It started almost like a Mickey Spillane mystery. One day a lawyer I knew casually called me. He wanted me to meet a client of his who had a problem. So I arranged to meet them at his office the next day. I got there first. Before he could brief me, his client walked in. Young, tall, slender, exotically beautiful. And crying. They laid out the problem: millions of dollars had disappeared from her (recently deceased) husband’s estate and may have been sent overseas. She had been functionally disinherited. Could I help?
The facts also seemed right out of a mystery novel:
- The estate might have been worth as much as $3 million to $5 million but when probated was estimated to be less than $100,000.00.
- My client was the younger second wife of an older, very successful, scientist/inventor who had immigrated to the United States with part of his family.
- Shortly after their marriage, she discovered that he was mortally ill. After several years, when his time grew near, she asked him to provide for her future.
- He refused, claiming that she was trying to kill him before his time. His behavior changed: instead of sharing information, he altered his life insurance; secretly sold his stocks; borrowed against his retirement fund, the house, and his other assets; did not pay taxes on his gains, and gave all the cash he could raise to his sister (ostensibly for their parents who lived abroad).1
- Finally, he went to a lawyer and made a will specifically disinheriting my client, giving all his assets to his sister, the executrix.
Under Maryland law, my client, as the spouse, had the right to either take what she was given in the will (in this case nothing) or elect to take her statutory share, 50 percent of the estate. But what was the estate? Because the Husband gave all his assets away before he died, the estate was minuscule. Unless I could reverse the gifts and recover them. Could this be done?
Under Maryland law, the legal basis for undoing estate planning is “fraud on the marriage.” This is an ambiguous concept, one that led to many different cases and interpretations. But I found an interesting case: Karsenty v. Schoukroun, 406 Md. 469, 959 A.2d 1147 (2008). Karsenty did not apply directly as it dealt only with what are called transfers upon death and when those transfers can be invalidated. But when I read the case, I realized that Karsenty could be used for my own purposes to invalidate the actions of the deceased husband.

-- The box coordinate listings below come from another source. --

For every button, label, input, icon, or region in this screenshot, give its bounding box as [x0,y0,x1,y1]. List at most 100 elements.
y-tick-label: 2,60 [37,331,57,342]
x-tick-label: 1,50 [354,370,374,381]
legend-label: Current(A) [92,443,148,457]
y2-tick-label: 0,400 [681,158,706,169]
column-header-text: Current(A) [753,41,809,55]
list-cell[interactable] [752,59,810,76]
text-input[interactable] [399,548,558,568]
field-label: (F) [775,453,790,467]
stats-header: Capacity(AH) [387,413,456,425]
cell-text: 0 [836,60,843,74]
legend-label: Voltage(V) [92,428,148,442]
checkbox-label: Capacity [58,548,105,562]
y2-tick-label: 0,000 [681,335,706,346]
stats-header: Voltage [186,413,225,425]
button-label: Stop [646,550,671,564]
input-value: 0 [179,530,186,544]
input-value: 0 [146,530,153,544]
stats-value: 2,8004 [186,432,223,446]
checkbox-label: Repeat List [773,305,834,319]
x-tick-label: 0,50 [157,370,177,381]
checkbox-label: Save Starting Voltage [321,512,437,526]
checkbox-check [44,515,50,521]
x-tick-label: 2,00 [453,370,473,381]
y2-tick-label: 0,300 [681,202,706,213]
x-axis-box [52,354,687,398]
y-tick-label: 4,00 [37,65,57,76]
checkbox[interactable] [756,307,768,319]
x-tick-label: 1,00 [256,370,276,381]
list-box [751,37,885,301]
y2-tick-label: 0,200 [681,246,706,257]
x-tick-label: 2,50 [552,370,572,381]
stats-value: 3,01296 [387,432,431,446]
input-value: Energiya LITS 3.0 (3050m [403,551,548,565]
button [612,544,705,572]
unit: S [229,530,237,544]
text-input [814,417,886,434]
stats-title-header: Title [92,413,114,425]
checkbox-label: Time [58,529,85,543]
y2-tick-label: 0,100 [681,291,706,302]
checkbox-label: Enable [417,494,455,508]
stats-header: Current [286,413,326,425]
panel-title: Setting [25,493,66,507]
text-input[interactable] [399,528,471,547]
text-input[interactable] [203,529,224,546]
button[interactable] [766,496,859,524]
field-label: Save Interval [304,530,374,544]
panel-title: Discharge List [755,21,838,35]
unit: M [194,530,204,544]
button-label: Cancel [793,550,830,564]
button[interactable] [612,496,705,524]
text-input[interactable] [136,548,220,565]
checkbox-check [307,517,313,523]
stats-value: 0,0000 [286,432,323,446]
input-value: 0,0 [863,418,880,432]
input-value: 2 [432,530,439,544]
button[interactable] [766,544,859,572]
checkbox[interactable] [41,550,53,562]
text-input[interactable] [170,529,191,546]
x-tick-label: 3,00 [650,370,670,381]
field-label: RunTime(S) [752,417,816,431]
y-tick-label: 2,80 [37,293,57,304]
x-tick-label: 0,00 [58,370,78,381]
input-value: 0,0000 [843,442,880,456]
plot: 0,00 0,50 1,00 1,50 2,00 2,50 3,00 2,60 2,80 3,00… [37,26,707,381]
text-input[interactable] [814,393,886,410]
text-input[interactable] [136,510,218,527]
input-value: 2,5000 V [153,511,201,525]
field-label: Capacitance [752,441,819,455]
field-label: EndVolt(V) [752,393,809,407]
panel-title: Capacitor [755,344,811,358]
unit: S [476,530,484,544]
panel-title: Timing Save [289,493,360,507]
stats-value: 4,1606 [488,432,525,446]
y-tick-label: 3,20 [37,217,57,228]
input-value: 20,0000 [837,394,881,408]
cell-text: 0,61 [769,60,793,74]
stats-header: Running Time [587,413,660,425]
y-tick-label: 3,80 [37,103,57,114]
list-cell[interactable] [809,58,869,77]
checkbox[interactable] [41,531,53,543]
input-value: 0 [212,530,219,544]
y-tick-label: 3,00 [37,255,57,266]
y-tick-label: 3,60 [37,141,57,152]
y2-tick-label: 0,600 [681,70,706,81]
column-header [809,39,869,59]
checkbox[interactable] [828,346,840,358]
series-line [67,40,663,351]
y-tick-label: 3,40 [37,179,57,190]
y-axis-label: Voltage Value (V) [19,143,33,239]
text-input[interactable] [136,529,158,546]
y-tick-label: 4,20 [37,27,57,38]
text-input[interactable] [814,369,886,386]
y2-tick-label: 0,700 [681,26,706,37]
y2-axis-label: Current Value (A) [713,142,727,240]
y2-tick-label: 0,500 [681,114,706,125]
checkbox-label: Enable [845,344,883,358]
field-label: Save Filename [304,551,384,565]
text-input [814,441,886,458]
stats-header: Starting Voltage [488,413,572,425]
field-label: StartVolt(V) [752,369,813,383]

You see, Karsenty rationalized and/or overturned all the previous Maryland cases explaining fraud on the marriage. In Karsenty the court ruled that it would no longer look for “fraud” or “intent to defraud” but would, instead, look to other factors showing the intent of the deceased. The key was whether the decedent parted with ownership in form but not in substance. In my case, I had deposition testimony from the sister/executrix that her older brother could do no wrong and, of course, she had to do whatever he told her to do. Furthermore, I was able to argue that what the husband did was not reasonable estate planning and that, given the specific vindictive statement contained in the will and expressed by the executrix/sister, it was clear that the whole purpose of what was done was to punish my client. When I was done, we got a very nice settlement and recovered much of what should have been part of the estate.
So what’s the takeaway lesson? Analogize and distinguish still works: you just need to be creative and look for cases that let you do it.
1. How I prevented the money from being sent abroad is another article.